6 comments to I like New York!

  • Jen Benepe

    Hey
    I came and listened, and I like what you said. I’ll be writing it up myself once I can get my software to work again after that horrendous blackout we had on Saturday. Amazing how we come to depend on modern day amenities, including DSL.
    A mention about Oaxaca. I have some dear friends there, and spent five months there 2 years ago (2003 to 2004). I have written to them about the goings on, and they seem rather ho hum about the whole thing, and I can see it from their point of view: the zocalo is occupied with huelgas (strikes) about 200 days of the year. They just want that dirty, no good for nothing, corrupt, vote buying governor out of there.
    Hope to see you again when you breeze back through NYC
    Jen B

  • South Bronx Ride

    Action is the antidote for despair!
    Earth First!

    People’s Environmental Tour of the South Bronx

    Riders with stacks in background.

    Now in its tenth successful year, this innovative event is an example of a sustained partnership between Time’s Up! and Friends of Brook Park of the South Bronx.

    This is really a trip on the wild side for a unique view of what is world-renowned as the “South Bronx.” A leisurely tour that includes beautiful natural wonders of the waterfront, community gardens and art, and historic places. Depending upon the season and time of year, the ride will feature fresh mulberry picking on Randall’s Island, free canoe paddling, or some other environmental conscious-raising activity. On this trip participants of all ages are made aware through actual site visits of polluting fossil fuel power plants and gargantuan waste transfer facilities that litter our rivers’ shores. Alternatives to the existing government policies are brought to everyone’s attention, with post-ride action steps including promoting demonstrations, letter writing, and email campaigns.

    TIME’S UP! provides critical outreach and promotion for this ride and early support has led to significant growth in attendance as well as continued support and involvement with the important efforts of Friends of Brook Park by ride participants. FoBP offers a video for further information about local organizing campaigns against pollution and unjust land-use siting issues.

    Ride leader: Harry Bubbins.

    Kids and others on the People’s Environmental Tour of the South Bronx.
    South Bronx People’s Environmental Tour Sat, Sep 23rd, 11:00 am, Meet at Brook Park, 141st Street and Brook Avenue, the Bronx
    See the calendar for a complete list of events

    Meet at 12:30 p.m. at Brook Park, 141th Street and Brook Avenue, the Bronx

    Join the growing coalition working diligently to protect and preserve our green open space on Randall’s Island, and to gain greater access to this enormous resource for the South Bronx, East Harlem, and citywide communities. Click here to check out their latest PowerPoint presentation.

  • Me

    Pic of you and Bill form TU! is historical!!!

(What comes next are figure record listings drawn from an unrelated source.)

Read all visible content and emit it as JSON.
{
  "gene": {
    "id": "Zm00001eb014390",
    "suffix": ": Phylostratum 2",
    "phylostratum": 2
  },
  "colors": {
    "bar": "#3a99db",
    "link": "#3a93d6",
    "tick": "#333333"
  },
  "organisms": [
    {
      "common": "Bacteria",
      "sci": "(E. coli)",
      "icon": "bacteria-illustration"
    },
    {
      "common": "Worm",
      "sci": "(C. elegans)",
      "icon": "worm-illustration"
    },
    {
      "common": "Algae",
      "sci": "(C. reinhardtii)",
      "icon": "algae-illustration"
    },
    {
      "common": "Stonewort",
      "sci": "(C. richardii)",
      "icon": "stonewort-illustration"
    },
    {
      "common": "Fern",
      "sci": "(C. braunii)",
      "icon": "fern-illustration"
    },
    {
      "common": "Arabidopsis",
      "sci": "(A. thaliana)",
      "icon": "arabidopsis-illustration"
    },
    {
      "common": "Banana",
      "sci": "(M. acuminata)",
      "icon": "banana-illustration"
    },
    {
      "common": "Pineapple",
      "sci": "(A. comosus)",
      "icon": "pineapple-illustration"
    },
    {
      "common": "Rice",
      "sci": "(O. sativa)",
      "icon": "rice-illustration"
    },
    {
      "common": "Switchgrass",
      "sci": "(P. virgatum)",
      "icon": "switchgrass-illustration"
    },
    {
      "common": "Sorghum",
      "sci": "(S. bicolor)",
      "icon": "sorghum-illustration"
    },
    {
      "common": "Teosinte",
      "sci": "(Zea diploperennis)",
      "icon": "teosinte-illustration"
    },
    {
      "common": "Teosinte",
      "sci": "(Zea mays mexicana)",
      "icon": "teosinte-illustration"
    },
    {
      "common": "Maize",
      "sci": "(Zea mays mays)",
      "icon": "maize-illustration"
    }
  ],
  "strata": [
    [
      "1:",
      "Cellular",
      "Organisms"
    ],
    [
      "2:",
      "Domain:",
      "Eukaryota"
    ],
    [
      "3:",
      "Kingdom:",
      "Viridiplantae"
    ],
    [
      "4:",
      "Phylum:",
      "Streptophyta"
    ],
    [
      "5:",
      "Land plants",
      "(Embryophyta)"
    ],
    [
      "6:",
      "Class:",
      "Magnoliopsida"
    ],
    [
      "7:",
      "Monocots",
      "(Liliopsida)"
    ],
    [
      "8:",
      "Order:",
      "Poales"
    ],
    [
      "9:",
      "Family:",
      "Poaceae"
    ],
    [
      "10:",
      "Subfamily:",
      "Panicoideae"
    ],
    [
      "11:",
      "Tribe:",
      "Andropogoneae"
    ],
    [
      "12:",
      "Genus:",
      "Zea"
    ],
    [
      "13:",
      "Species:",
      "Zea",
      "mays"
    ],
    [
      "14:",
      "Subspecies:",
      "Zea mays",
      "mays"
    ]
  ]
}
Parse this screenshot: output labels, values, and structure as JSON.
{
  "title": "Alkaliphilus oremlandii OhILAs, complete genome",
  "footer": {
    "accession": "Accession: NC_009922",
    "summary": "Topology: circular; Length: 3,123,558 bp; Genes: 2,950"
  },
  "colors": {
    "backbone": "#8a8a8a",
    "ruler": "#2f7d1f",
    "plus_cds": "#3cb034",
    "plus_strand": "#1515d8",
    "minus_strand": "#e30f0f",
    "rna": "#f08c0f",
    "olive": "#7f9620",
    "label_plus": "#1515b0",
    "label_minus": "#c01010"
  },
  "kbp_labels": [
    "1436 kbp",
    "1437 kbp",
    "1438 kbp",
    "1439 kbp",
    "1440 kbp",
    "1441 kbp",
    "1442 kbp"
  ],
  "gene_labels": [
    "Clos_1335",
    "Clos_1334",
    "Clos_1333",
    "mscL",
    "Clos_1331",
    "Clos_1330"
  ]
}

  • =v= How did you like the Downtube? Ain’t it a peach?

  • Commie Curmudgeon

    P.S. I was going to write a longer message and also correct a typo, but a cat jumped on my lap, knocking over the trackball, which apparently caused the accidental sending of my message before its time. (That may sound incredible, but that’s exactly what happened!)

    Anyway, I hope I didn’t end up sounding too curt (and therefore possibly dismissive, which I didn’t mean to be – although maybe cranky as I often am). I mentioned your talk and other stuff in that series over in my blog tonight.

  • Commie Curmudgeon

    Well, I was going to see your talk over at Blue Stockings (as I’d been telling one of the organizers, Kevin), but I didn’t make it in time. Oh, well.

    As I mentioned in one prior comment, here in my present neighborhood, Mott Haven, or the southern part of the South Bronx, there seem to be some interesting projects going on, and there’s at least one “environmental tour” coming up, tied in with Times Up.

    I “partied” with some of these Times Up people back in the heyday of Reclaim the Streets. I found that more interesting then this business of riding around in big groups on bicycles, but maybe I just don’t get it. As I’ve said, I hate polluting, energy-guzzling cars too; that’s why I walk a lot and take the subway.